Receive your data in a structured, commonly used format, or request it be transmitted to another provider.

Right to Object

Object to processing based on legitimate interests, including direct marketing.

Rights Related to Automated Decision-Making

Request human review of any automated decisions that significantly affect you.

We will respond to all requests within one month. There is no charge for exercising your rights.

8. How We Keep Your Data Secure

We take appropriate technical and organisational measures to protect your personal data against unauthorised access, alteration, disclosure, or destruction. This includes:

  • Encrypted data transmission (HTTPS/TLS) on our website
  • Access controls limiting who can access guest data
  • Secure storage of booking and financial records
  • Regular review of data access and retention

9. Cookies

We use cookies on our website to ensure basic functionality. For full details of what cookies we use and why, please see our Cookie Policy.

10. Third-Party Links

Our website may contain links to third-party websites (e.g., Airbnb, Booking.com). We are not responsible for the privacy practices of these external sites. We encourage you to read the privacy policies of any third-party sites you visit.

11. Complaints

If you have any concerns about how we have handled your personal data, please contact us first and we will do our best to resolve the issue.
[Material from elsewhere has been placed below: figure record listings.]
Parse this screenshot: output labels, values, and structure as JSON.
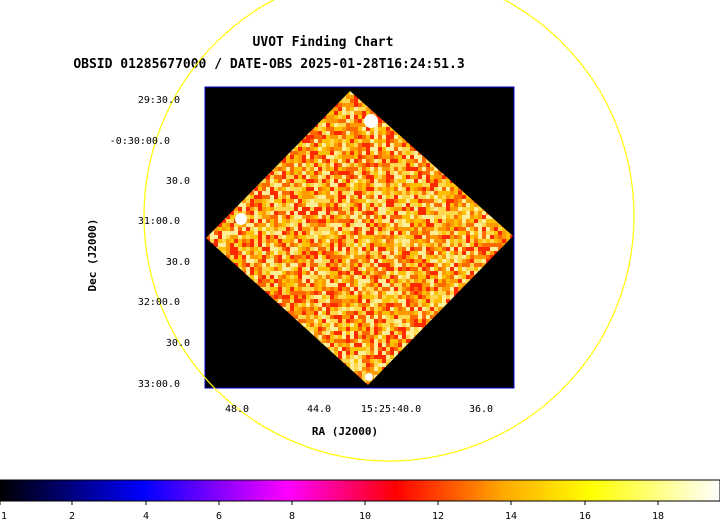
{
  "chart_data": {
    "type": "heatmap",
    "title": "UVOT Finding Chart",
    "subtitle": "OBSID 01285677000 / DATE-OBS 2025-01-28T16:24:51.3",
    "xlabel": "RA (J2000)",
    "ylabel": "Dec (J2000)",
    "x_ticks": [
      "48.0",
      "44.0",
      "15:25:40.0",
      "36.0"
    ],
    "y_ticks": [
      "29:30.0",
      "-0:30:00.0",
      "30.0",
      "31:00.0",
      "30.0",
      "32:00.0",
      "30.0",
      "33:00.0"
    ],
    "colorbar": {
      "ticks": [
        "1",
        "2",
        "4",
        "6",
        "8",
        "10",
        "12",
        "14",
        "16",
        "18"
      ],
      "colors": [
        "#000000",
        "#0000ff",
        "#ff00ff",
        "#ff0000",
        "#ffaa00",
        "#ffff00",
        "#ffffff"
      ]
    },
    "image_colors": [
      "#ff2a00",
      "#ff6a00",
      "#ff9a00",
      "#ffc000",
      "#ffd84d",
      "#ffee99"
    ],
    "overlay": {
      "shape": "circle",
      "color": "#ffff00"
    },
    "bright_sources": 3
  }
}
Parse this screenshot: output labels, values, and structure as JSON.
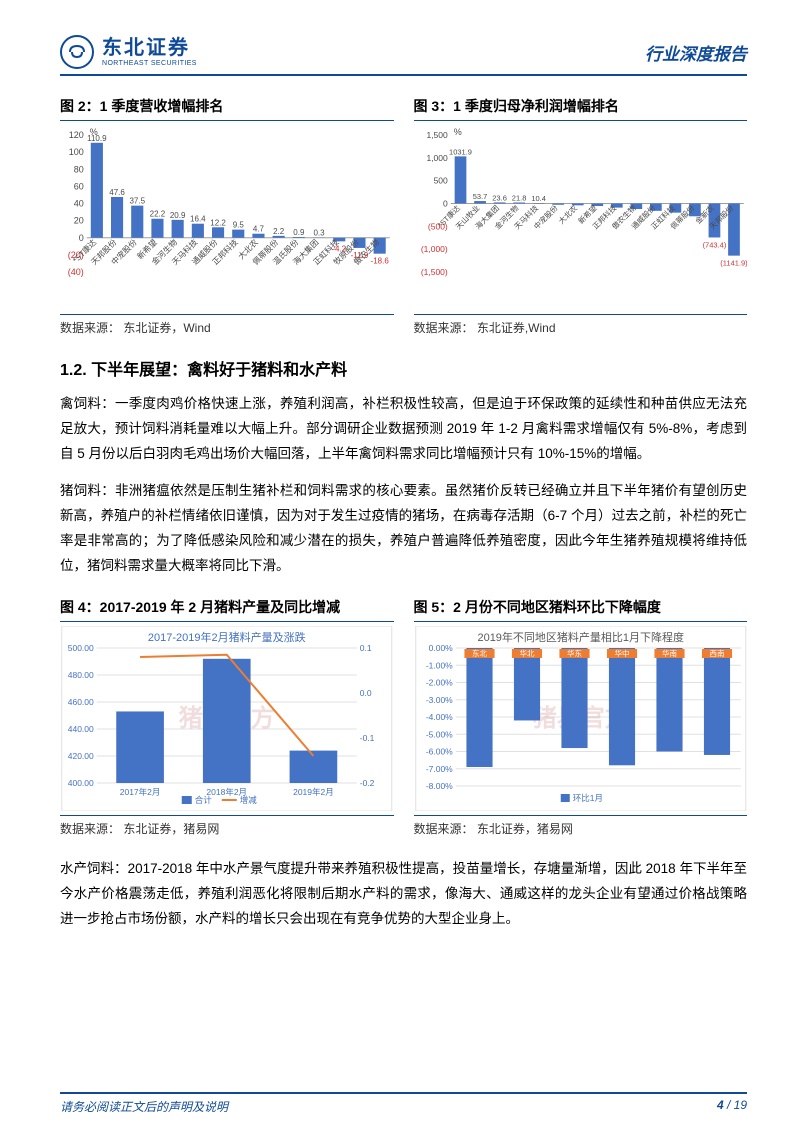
{
  "header": {
    "logo_cn": "东北证券",
    "logo_en": "NORTHEAST SECURITIES",
    "report_type": "行业深度报告"
  },
  "fig2": {
    "title": "图 2：1 季度营收增幅排名",
    "source": "数据来源： 东北证券，Wind",
    "type": "bar",
    "unit": "%",
    "ylim": [
      -40,
      120
    ],
    "ytick_step": 20,
    "bar_color": "#4472c4",
    "axis_color": "#9e9e9e",
    "neg_color": "#d03030",
    "categories": [
      "*ST康达",
      "天邦股份",
      "中宠股份",
      "新希望",
      "金河生物",
      "天马科技",
      "通威股份",
      "正邦科技",
      "大北农",
      "佩蒂股份",
      "温氏股份",
      "海大集团",
      "正虹科技",
      "牧原股份",
      "傲农生物"
    ],
    "values": [
      110.9,
      47.6,
      37.5,
      22.2,
      20.9,
      16.4,
      12.2,
      9.5,
      4.7,
      2.2,
      0.9,
      0.3,
      -4.2,
      -11.9,
      -18.6
    ]
  },
  "fig3": {
    "title": "图 3：1 季度归母净利润增幅排名",
    "source": "数据来源： 东北证券,Wind",
    "type": "bar",
    "unit": "%",
    "ylim": [
      -1500,
      1500
    ],
    "ytick_step": 500,
    "bar_color": "#4472c4",
    "axis_color": "#9e9e9e",
    "neg_color": "#d03030",
    "categories": [
      "*ST康达",
      "天山牧业",
      "海大集团",
      "金河生物",
      "天马科技",
      "中宠股份",
      "大北农",
      "新希望",
      "正邦科技",
      "傲农生物",
      "通威股份",
      "正虹科技",
      "佩蒂股份",
      "金新农",
      "天邦股份"
    ],
    "values": [
      1031.9,
      53.7,
      23.6,
      21.8,
      10.4,
      -28,
      -40,
      -55,
      -90,
      -120,
      -160,
      -200,
      -280,
      -743.4,
      -1141.9
    ]
  },
  "section12": {
    "heading": "1.2.   下半年展望：禽料好于猪料和水产料",
    "para1": "禽饲料：一季度肉鸡价格快速上涨，养殖利润高，补栏积极性较高，但是迫于环保政策的延续性和种苗供应无法充足放大，预计饲料消耗量难以大幅上升。部分调研企业数据预测 2019 年 1-2 月禽料需求增幅仅有 5%-8%，考虑到自 5 月份以后白羽肉毛鸡出场价大幅回落，上半年禽饲料需求同比增幅预计只有 10%-15%的增幅。",
    "para2": "猪饲料：非洲猪瘟依然是压制生猪补栏和饲料需求的核心要素。虽然猪价反转已经确立并且下半年猪价有望创历史新高，养殖户的补栏情绪依旧谨慎，因为对于发生过疫情的猪场，在病毒存活期（6-7 个月）过去之前，补栏的死亡率是非常高的；为了降低感染风险和减少潜在的损失，养殖户普遍降低养殖密度，因此今年生猪养殖规模将维持低位，猪饲料需求量大概率将同比下滑。"
  },
  "fig4": {
    "title": "图 4：2017-2019 年 2 月猪料产量及同比增减",
    "inner_title": "2017-2019年2月猪料产量及涨跌",
    "source": "数据来源： 东北证券，猪易网",
    "type": "bar_line",
    "bar_color": "#4472c4",
    "line_color": "#ed7d31",
    "grid_color": "#e0e0e0",
    "xcategories": [
      "2017年2月",
      "2018年2月",
      "2019年2月"
    ],
    "bar_values": [
      453,
      492,
      424
    ],
    "left_ylim": [
      400,
      500
    ],
    "left_step": 20,
    "line_values": [
      0.08,
      0.085,
      -0.14
    ],
    "right_ylim": [
      -0.2,
      0.1
    ],
    "right_step": 0.1,
    "legend": [
      "合计",
      "增减"
    ],
    "watermark": "猪易官方"
  },
  "fig5": {
    "title": "图 5：2 月份不同地区猪料环比下降幅度",
    "inner_title": "2019年不同地区猪料产量相比1月下降程度",
    "source": "数据来源： 东北证券，猪易网",
    "type": "bar",
    "bar_color": "#4472c4",
    "accent_color": "#ed7d31",
    "grid_color": "#e0e0e0",
    "ylim": [
      -8,
      0
    ],
    "ytick_step": 1,
    "categories": [
      "东北",
      "华北",
      "华东",
      "华中",
      "华南",
      "西南"
    ],
    "values": [
      -6.9,
      -4.2,
      -5.8,
      -6.8,
      -6.0,
      -6.2
    ],
    "legend": "环比1月",
    "watermark": "猪易官方"
  },
  "para3": "水产饲料：2017-2018 年中水产景气度提升带来养殖积极性提高，投苗量增长，存塘量渐增，因此 2018 年下半年至今水产价格震荡走低，养殖利润恶化将限制后期水产料的需求，像海大、通威这样的龙头企业有望通过价格战策略进一步抢占市场份额，水产料的增长只会出现在有竞争优势的大型企业身上。",
  "footer": {
    "disclaimer": "请务必阅读正文后的声明及说明",
    "page": "4",
    "total": "19"
  }
}
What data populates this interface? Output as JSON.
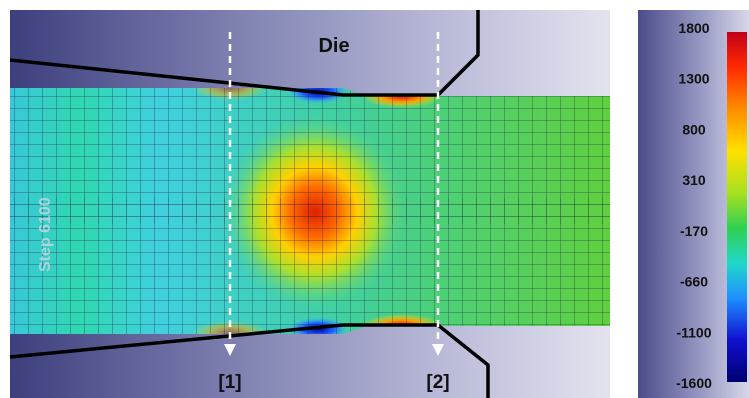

You also have the right to complain to the Information Commissioner's Office (ICO), the UK supervisory authority for data protection:

ICO: www.ico.org.uk

Address: Information Commissioner's Office, Wycliffe House, Water Lane, Wilmslow, SK9 5AF

Helpline: 0303 123 1113

12. Changes to This Policy

We may update this Privacy Policy from time to time. Any changes will be posted on this page with an updated "Last updated" date. We encourage you to review this policy periodically.